Cinquante mètres à ma droite un morceau de sérac s' est détaché. La pente est si forte qu' il s' abat sans bruit dans la neige fraîche. Il déclenche une petite avalanche et balaye nos traces dans l' enton avant de sauter dans le vide avec un chuintement soyeux.

Philippe peine et s' essouffle sur son mur. La corde monte par secousses espacées. Un souvenir de lecture me revient: désespérant de franchir une de ces barres de séracs, une équipe de Genevois est entrée dans une crevasse et a suivi un long tunnel féerique dans la glace pour ressortir au-dessus de l' obstacle. A la prochaine barre, nous chercherons si par hasard cette année offre à nouveau cette incroyable issue.

Enfin un appel me parvient et je rejoins mon camarade. Il a fait relais sur la crête du mur, dans un poudroiement de soleil. L' endroit est d' une beauté fabuleuse. Un peu détachés de la paroi sur le bord du tremplin que forme le sérac, nous nous trouvons au centre d' un cirque de glace symétrique au cirque de granite de l' arête Ryan/Loch-matter. Après l' Envers des Aiguilles, la face nord des Aiguilles! A droite, c' est l' Aiguille des Deux Aigles, secrète, rarement " escaladée, avec son éperon nord parfaitement rectiligne gravi par Rébuffat et mon vieil ami Bernard Pierre. A gauche, c' est la cuirasse des écailles glacées du Caïman, où Jacques Lagarde a ouvert deux itinéraires follement risqués. Plus loin c' est la face ouest de l' Aiguille de Blaitière où nous devinons la fissure lisse que Brown escalada en y coinçant des cailloux... Au fond, c' est l' arête nord de Blaitière où je me suis usé les doigts. Etrange beauté froide et verticale. Que serait-elle si sa glace et ses dalles ne rappelaient pas des souvenirs, des hommes, et des exploits?
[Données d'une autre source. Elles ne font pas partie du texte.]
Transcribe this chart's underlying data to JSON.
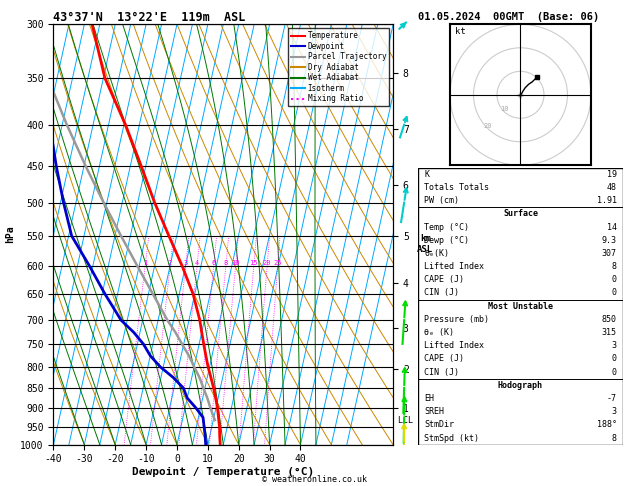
{
  "title_left": "43°37'N  13°22'E  119m  ASL",
  "title_right": "01.05.2024  00GMT  (Base: 06)",
  "xlabel": "Dewpoint / Temperature (°C)",
  "ylabel_left": "hPa",
  "pressure_levels": [
    300,
    350,
    400,
    450,
    500,
    550,
    600,
    650,
    700,
    750,
    800,
    850,
    900,
    950,
    1000
  ],
  "pressure_labels": [
    "300",
    "350",
    "400",
    "450",
    "500",
    "550",
    "600",
    "650",
    "700",
    "750",
    "800",
    "850",
    "900",
    "950",
    "1000"
  ],
  "xlim": [
    -40,
    40
  ],
  "p_min": 300,
  "p_max": 1000,
  "skew": 30,
  "temp_color": "#ff0000",
  "dewp_color": "#0000cc",
  "parcel_color": "#999999",
  "dry_adiabat_color": "#cc8800",
  "wet_adiabat_color": "#007700",
  "isotherm_color": "#00aaff",
  "mixing_ratio_color": "#ff00ff",
  "km_ticks": [
    1,
    2,
    3,
    4,
    5,
    6,
    7,
    8
  ],
  "km_pressures": [
    900,
    805,
    715,
    630,
    550,
    475,
    405,
    345
  ],
  "lcl_pressure": 932,
  "mixing_ratio_values": [
    1,
    2,
    3,
    4,
    6,
    8,
    10,
    15,
    20,
    25
  ],
  "legend_items": [
    "Temperature",
    "Dewpoint",
    "Parcel Trajectory",
    "Dry Adiabat",
    "Wet Adiabat",
    "Isotherm",
    "Mixing Ratio"
  ],
  "legend_colors": [
    "#ff0000",
    "#0000cc",
    "#999999",
    "#cc8800",
    "#007700",
    "#00aaff",
    "#ff00ff"
  ],
  "legend_styles": [
    "solid",
    "solid",
    "solid",
    "solid",
    "solid",
    "solid",
    "dotted"
  ],
  "right_panel": {
    "K": 19,
    "Totals_Totals": 48,
    "PW_cm": "1.91",
    "Surface_Temp": 14,
    "Surface_Dewp": "9.3",
    "Surface_theta_e": 307,
    "Surface_LI": 8,
    "Surface_CAPE": 0,
    "Surface_CIN": 0,
    "MU_Pressure": 850,
    "MU_theta_e": 315,
    "MU_LI": 3,
    "MU_CAPE": 0,
    "MU_CIN": 0,
    "EH": -7,
    "SREH": 3,
    "StmDir": "188°",
    "StmSpd": 8
  },
  "temp_profile": {
    "pressure": [
      1000,
      975,
      950,
      925,
      900,
      875,
      850,
      825,
      800,
      775,
      750,
      725,
      700,
      650,
      600,
      550,
      500,
      450,
      400,
      350,
      300
    ],
    "temperature": [
      14,
      13.2,
      12.5,
      11.5,
      10.5,
      9.2,
      7.8,
      6.2,
      4.5,
      3.0,
      1.5,
      0.0,
      -1.5,
      -5.5,
      -11.0,
      -17.5,
      -24.5,
      -31.5,
      -39.5,
      -49.5,
      -57.5
    ]
  },
  "dewp_profile": {
    "pressure": [
      1000,
      975,
      950,
      925,
      900,
      875,
      850,
      825,
      800,
      775,
      750,
      725,
      700,
      650,
      600,
      550,
      500,
      450,
      400,
      350,
      300
    ],
    "dewpoint": [
      9.3,
      8.5,
      7.5,
      6.5,
      3.5,
      0.0,
      -2.0,
      -6.0,
      -11.0,
      -15.0,
      -18.0,
      -22.0,
      -27.0,
      -34.0,
      -41.0,
      -49.0,
      -54.0,
      -59.0,
      -64.0,
      -69.0,
      -74.0
    ]
  },
  "parcel_profile": {
    "pressure": [
      932,
      900,
      875,
      850,
      825,
      800,
      775,
      750,
      725,
      700,
      650,
      600,
      550,
      500,
      450,
      400,
      350,
      300
    ],
    "temperature": [
      10.5,
      8.2,
      6.5,
      4.5,
      2.5,
      0.0,
      -2.5,
      -5.5,
      -8.5,
      -12.0,
      -18.5,
      -25.5,
      -33.0,
      -41.0,
      -49.5,
      -58.5,
      -68.0,
      -77.0
    ]
  },
  "wind_barbs": {
    "pressure": [
      1000,
      925,
      850,
      700,
      500,
      400,
      300
    ],
    "direction": [
      180,
      185,
      190,
      200,
      220,
      240,
      260
    ],
    "speed": [
      5,
      8,
      10,
      15,
      20,
      25,
      30
    ],
    "colors": [
      "#dddd00",
      "#00dd00",
      "#00dd00",
      "#00dd00",
      "#00cccc",
      "#00cccc",
      "#00cccc"
    ]
  }
}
Les hommes ont la curieuse prétention de donner un sens au désert, et ils ont raison. Les grimpeurs, et eux seuls, ont fait que ces parois ne nous sont plus indifférentes. Edmond Pidoux, passionné de rocher, dit bien que la nature n' est qu' une huître, et que l' homme en est à la fois la perle et l' acheteur... La neige fraîche est stable, mais profonde, et nous nous y fatiguons à faire la trace le long d' un couloir qui permet d' éviter facilement la troisième barre de séracs. Nous avons vu que la quatrième muraille sera la dernière avant les longues pentes qui mènent au sommet.
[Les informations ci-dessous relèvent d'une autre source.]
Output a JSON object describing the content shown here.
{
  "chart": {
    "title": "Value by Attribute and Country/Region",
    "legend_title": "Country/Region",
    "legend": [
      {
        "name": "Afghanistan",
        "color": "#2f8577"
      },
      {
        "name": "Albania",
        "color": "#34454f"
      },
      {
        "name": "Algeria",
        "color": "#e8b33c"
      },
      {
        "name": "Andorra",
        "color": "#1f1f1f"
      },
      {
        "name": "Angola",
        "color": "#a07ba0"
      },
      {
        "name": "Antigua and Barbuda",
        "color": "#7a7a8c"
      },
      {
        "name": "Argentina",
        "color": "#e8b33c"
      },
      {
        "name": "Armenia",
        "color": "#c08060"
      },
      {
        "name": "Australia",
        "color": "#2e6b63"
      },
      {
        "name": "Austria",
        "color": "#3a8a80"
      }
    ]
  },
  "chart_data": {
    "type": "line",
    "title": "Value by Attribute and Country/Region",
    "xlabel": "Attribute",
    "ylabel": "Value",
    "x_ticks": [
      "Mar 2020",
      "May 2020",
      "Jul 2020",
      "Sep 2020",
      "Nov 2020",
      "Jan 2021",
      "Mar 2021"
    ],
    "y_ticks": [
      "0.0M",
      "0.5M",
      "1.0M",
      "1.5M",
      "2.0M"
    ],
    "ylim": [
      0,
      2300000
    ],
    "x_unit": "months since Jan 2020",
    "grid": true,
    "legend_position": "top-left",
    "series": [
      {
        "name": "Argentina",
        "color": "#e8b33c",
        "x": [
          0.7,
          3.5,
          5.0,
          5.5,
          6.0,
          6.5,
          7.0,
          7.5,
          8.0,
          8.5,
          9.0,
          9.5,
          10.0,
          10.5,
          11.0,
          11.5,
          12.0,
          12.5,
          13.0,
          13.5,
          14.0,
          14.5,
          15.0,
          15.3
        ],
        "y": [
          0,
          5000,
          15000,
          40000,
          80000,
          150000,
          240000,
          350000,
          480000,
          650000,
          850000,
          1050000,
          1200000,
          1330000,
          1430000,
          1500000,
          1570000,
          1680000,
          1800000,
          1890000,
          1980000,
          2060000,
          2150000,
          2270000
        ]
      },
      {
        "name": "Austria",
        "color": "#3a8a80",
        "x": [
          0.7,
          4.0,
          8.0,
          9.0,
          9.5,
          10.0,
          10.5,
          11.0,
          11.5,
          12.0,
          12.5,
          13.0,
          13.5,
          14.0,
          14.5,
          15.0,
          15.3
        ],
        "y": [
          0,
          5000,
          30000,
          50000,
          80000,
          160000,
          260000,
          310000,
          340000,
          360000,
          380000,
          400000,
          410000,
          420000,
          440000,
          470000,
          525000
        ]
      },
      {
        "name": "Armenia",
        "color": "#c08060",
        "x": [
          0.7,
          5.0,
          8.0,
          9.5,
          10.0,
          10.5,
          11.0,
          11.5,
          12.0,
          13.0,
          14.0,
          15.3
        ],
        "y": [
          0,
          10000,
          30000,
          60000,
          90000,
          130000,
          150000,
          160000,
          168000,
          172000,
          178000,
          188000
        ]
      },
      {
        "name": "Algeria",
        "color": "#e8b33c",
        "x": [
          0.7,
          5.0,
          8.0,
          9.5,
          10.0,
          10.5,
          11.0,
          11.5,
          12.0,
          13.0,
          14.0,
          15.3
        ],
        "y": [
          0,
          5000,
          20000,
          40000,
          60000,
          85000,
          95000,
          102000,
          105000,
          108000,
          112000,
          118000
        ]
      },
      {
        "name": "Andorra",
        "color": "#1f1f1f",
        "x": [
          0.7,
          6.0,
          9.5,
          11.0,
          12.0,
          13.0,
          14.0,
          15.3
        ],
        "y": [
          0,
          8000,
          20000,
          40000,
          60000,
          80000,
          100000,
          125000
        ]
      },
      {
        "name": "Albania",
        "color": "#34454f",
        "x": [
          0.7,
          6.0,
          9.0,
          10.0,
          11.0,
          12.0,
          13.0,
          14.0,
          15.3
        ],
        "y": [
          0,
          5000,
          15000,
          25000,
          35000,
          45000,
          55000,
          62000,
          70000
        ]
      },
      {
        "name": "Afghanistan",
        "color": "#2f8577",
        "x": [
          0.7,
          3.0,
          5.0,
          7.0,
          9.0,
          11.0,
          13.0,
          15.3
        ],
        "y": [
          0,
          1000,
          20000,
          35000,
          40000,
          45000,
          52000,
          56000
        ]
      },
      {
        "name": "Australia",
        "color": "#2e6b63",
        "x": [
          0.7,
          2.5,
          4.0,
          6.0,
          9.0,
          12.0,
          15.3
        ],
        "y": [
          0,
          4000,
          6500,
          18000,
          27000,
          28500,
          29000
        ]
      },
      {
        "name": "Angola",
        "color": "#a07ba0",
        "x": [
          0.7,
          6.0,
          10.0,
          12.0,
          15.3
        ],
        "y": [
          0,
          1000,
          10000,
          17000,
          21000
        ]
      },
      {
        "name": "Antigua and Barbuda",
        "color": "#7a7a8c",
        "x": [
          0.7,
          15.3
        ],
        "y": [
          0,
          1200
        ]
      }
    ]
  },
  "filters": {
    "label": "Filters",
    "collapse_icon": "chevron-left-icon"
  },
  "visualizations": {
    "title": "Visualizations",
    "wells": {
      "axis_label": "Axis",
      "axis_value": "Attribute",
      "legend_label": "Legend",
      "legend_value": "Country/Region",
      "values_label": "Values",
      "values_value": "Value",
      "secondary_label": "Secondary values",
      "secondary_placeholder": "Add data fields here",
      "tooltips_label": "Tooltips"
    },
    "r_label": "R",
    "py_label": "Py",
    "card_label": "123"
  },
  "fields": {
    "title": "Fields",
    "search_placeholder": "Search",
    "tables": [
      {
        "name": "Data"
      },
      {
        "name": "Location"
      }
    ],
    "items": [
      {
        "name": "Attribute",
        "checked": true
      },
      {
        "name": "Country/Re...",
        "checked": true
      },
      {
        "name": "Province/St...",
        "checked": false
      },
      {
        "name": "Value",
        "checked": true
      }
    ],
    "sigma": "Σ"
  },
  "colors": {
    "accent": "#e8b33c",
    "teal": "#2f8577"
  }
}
Mais cette quatrième barre est un monstre. Elle a près de cent mètres de haut.

- On pourrait grimper cette grande dalle de glace.

- Tu vois sa raideur. Tout ça sur les pointes frontales des crampons, merci bien!

- Et à tailler, on y passerait l' après.

- Prendre par les rochers à gauche?

- Avec cette neige et ce verglas, bonne nuit!

Je devine qu' il y a moyen de ruser avec l' obs. La paresse rend ingénieux, c' est vrai. Il me semble aussi que l' essence même de l' alpinisme est de calculer, de jouer et d' imaginer la meilleure façon de sortir de la plus mauvaise paroi. Les grimpeurs de « superdirectes » qui tiennent la ligne droite à coups de pitons méritent mon admiration, mais je m' en tiens à un alpinisme qui utilise les yeux et l' imagination plus que les bras; si j' avais des biceps, je raisonnerais peut-être autrement... Je me persuade donc que nous pouvons monter dans la neige profonde accrochée au pied des séracs, filer à droite par une vire hypothétique, revenir en biais dans un couloir éventuel, continuer en plein milieu du mur de séracs par une seconde vire invisible, et sortir par la faille ou le tunnel qui aura la bonté de se présenter. Mummery aurait remarqué que c' est « accorder à la Providence plus de confiance qu' on n' en a l' habitude en ces temps de peu de foi ». Philippe ne prétend pas être expert en catéchisme sur le sujet, et il m' emboîte le pas. La montée en zigzag réussit, sauf pour le tunnel, que les fées ont négligé d' ouvrir cette année. Quand nous devons nous résigner à affronter la grande dalle de glace, elle offre vers le bas une vue plongeante affolante entre les séracs, mais vers le haut on sent que la fin des difficultés approche.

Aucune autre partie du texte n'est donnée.